Symptomatic Treatment
Management of Convulsions
Management of Water and Electrolyte Disturbances
Dilutional Hyponatremia
Stimulation of the hypothalamic supraoptic and paraventricular nuclei by tuberculous exudates leads to increased antidiuretic hormone (ADH) secretion, resulting in excessive water reabsorption in the renal tubules. This causes dilutional hyponatremia, and severe cases can lead to water intoxication, with symptoms such as oliguria, headaches, vomiting, convulsions, or coma. Treatment involves intravenous infusion of 3% sodium chloride solution at 6–12 mL/kg, which raises serum sodium by 5–10 mmol/L, along with restricted water intake.
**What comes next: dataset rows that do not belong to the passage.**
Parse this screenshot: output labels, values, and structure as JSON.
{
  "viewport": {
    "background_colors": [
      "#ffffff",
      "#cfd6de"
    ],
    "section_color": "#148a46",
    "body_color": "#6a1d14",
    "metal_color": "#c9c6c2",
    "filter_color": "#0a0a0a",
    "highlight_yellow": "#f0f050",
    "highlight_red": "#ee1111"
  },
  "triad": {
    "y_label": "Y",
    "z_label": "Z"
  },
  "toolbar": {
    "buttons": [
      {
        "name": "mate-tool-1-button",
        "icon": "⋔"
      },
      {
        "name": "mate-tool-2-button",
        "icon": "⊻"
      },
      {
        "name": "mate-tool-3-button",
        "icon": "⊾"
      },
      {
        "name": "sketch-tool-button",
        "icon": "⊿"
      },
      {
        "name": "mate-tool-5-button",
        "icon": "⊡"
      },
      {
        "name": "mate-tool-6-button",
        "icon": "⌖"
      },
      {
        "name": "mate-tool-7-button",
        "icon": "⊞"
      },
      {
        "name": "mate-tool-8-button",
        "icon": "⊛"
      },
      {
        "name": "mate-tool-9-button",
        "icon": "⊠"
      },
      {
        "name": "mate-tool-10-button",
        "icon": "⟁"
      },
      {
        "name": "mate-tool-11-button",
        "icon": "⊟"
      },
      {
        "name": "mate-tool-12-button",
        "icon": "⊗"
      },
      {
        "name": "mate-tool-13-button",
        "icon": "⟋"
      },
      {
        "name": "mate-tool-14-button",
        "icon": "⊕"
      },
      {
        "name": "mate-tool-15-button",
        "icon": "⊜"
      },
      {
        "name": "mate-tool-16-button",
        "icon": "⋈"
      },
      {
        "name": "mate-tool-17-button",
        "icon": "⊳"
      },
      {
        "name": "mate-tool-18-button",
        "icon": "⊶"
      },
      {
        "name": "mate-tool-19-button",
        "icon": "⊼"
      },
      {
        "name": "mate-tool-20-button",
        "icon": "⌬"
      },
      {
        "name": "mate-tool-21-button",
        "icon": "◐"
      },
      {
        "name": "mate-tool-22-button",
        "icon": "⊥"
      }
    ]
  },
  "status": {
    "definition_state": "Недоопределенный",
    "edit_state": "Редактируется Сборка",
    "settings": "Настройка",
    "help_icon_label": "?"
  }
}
Cerebral Salt-Wasting Syndrome
Damage to the hypothalamus or midbrain can disrupt aldosterone regulation, reducing its secretion. Excess natriuretic hormones result in substantial sodium loss through the kidneys, along with water loss, leading to cerebral salt-wasting syndrome. Blood and urinary sodium levels should be monitored. Isotonic fluids supplemented with 3% sodium chloride solution can be used to restore sodium levels.
Hypokalemia
Potassium depletion may be addressed by administering isotonic solutions with 0.2% potassium chloride intravenously or oral potassium supplements.
Follow-Up
Relapses occur only within four years of discontinuing therapy, with most cases within 2–3 years. Post-treatment follow-up for at least 3–5 years is necessary. A cure is considered when no clinical symptoms are present, CSF is normal, and no relapse occurs within two years of completing therapy.
Prognosis
The prognosis depends on several factors:
- Timing of Treatment: Mortality rates increase with delayed treatment.
- Age: Younger patients experience faster, more severe disease progression, with higher mortality rates.
- Disease Stage and Type: Early, serous-type cases have better prognoses, while late-stage or meningoencephalitic cases have worse outcomes.
- Drug Resistance: Primary resistant M. tuberculosis strains significantly impact prognosis.
- Treatment Approach: Inadequate dosages or improper treatment methods may prolong the disease course and increase complications.